His hand, which a moment before had been clicking the mouse, went still. His mind, which a moment before had been a place of cold logic, was flooded by a wave of emotion. It wasn't sadness. It wasn't fear. It was rage. A pure, cold rage that didn't scream, but nestled deep within his soul. It was the face of his enemy. The face of his ghost. The face of the "Daddy" who had abandoned him for his career.
He didn't abandon me because I'm a monster. He abandoned me because he was too weak.

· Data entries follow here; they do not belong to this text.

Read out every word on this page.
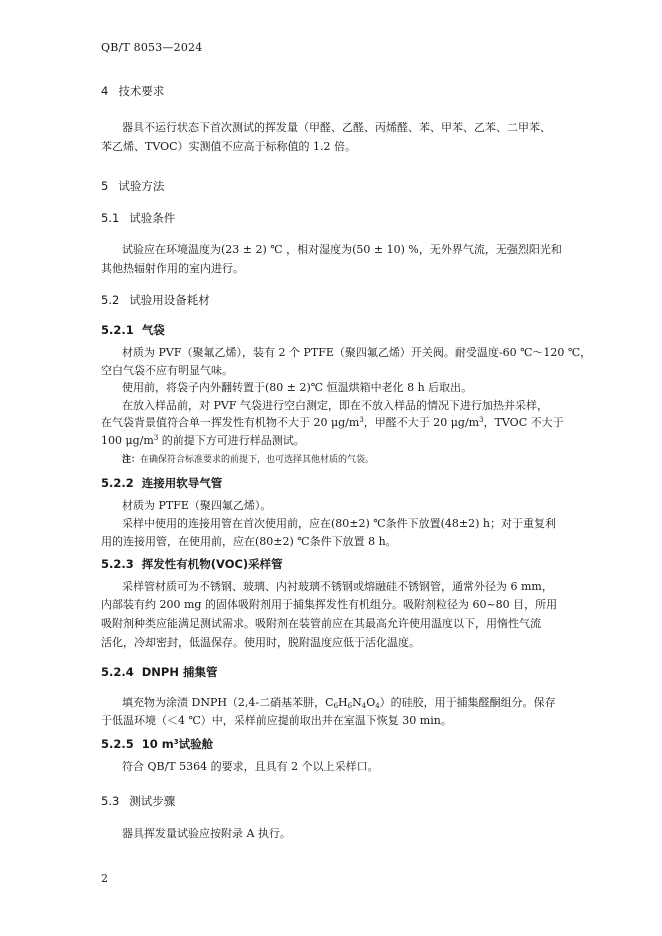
QB/T 8053—2024
4 技术要求
器具不运行状态下首次测试的挥发量（甲醛、乙醛、丙烯醛、苯、甲苯、乙苯、二甲苯、
苯乙烯、TVOC）实测值不应高于标称值的 1.2 倍。
5 试验方法
5.1 试验条件
试验应在环境温度为(23 ± 2) ℃ ，相对湿度为(50 ± 10) %，无外界气流，无强烈阳光和
其他热辐射作用的室内进行。
5.2 试验用设备耗材
5.2.1 气袋
材质为 PVF（聚氟乙烯），装有 2 个 PTFE（聚四氟乙烯）开关阀。耐受温度-60 ℃～120 ℃，
空白气袋不应有明显气味。
使用前，将袋子内外翻转置于(80 ± 2)℃ 恒温烘箱中老化 8 h 后取出。
在放入样品前，对 PVF 气袋进行空白测定，即在不放入样品的情况下进行加热并采样，
在气袋背景值符合单一挥发性有机物不大于 20 $\mu g/m^3$，甲醛不大于 20 $\mu g/m^3$，TVOC 不大于
100 $\mu g/m^3$ 的前提下方可进行样品测试。
注：在确保符合标准要求的前提下，也可选择其他材质的气袋。
5.2.2 连接用软导气管
材质为 PTFE（聚四氟乙烯）。
采样中使用的连接用管在首次使用前，应在(80±2) ℃条件下放置(48±2) h；对于重复利
用的连接用管，在使用前，应在(80±2) ℃条件下放置 8 h。
5.2.3 挥发性有机物(VOC)采样管
采样管材质可为不锈钢、玻璃、内衬玻璃不锈钢或熔融硅不锈钢管，通常外径为 6 mm，
内部装有约 200 mg 的固体吸附剂用于捕集挥发性有机组分。吸附剂粒径为 60~80 目，所用
吸附剂种类应能满足测试需求。吸附剂在装管前应在其最高允许使用温度以下，用惰性气流
活化，冷却密封，低温保存。使用时，脱附温度应低于活化温度。
5.2.4 DNPH 捕集管
填充物为涂渍 DNPH（2,4-二硝基苯肼，$C_6H_6N_4O_4$）的硅胶，用于捕集醛酮组分。保存
于低温环境（＜4 ℃）中，采样前应提前取出并在室温下恢复 30 min。
5.2.5 10 $m^3$试验舱
符合 QB/T 5364 的要求，且具有 2 个以上采样口。
5.3 测试步骤
器具挥发量试验应按附录 A 执行。
2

He chose his kingdom, his career, his arrogance. He chose to be a king, but he failed. And now... now I don't have a father. I have an enemy. And enemies... enemies are to be defeated.
Cristian closed the laptop, his face a mask of indifference. His heart, however, beat hard—not from sadness, but from a new, cold determination. He knew what he had to do. His life was no longer just a labyrinth to escape. It was a match. And he had an opponent. An opponent who bore the very same mark on his back. He had to become stronger, faster, and more ruthless than him. Not for victory, not for fame, but for revenge. For the sole reason that a son must defeat the father who never was. The match had begun. And Cristian, with his calculating mind and cold rage, was ready to play.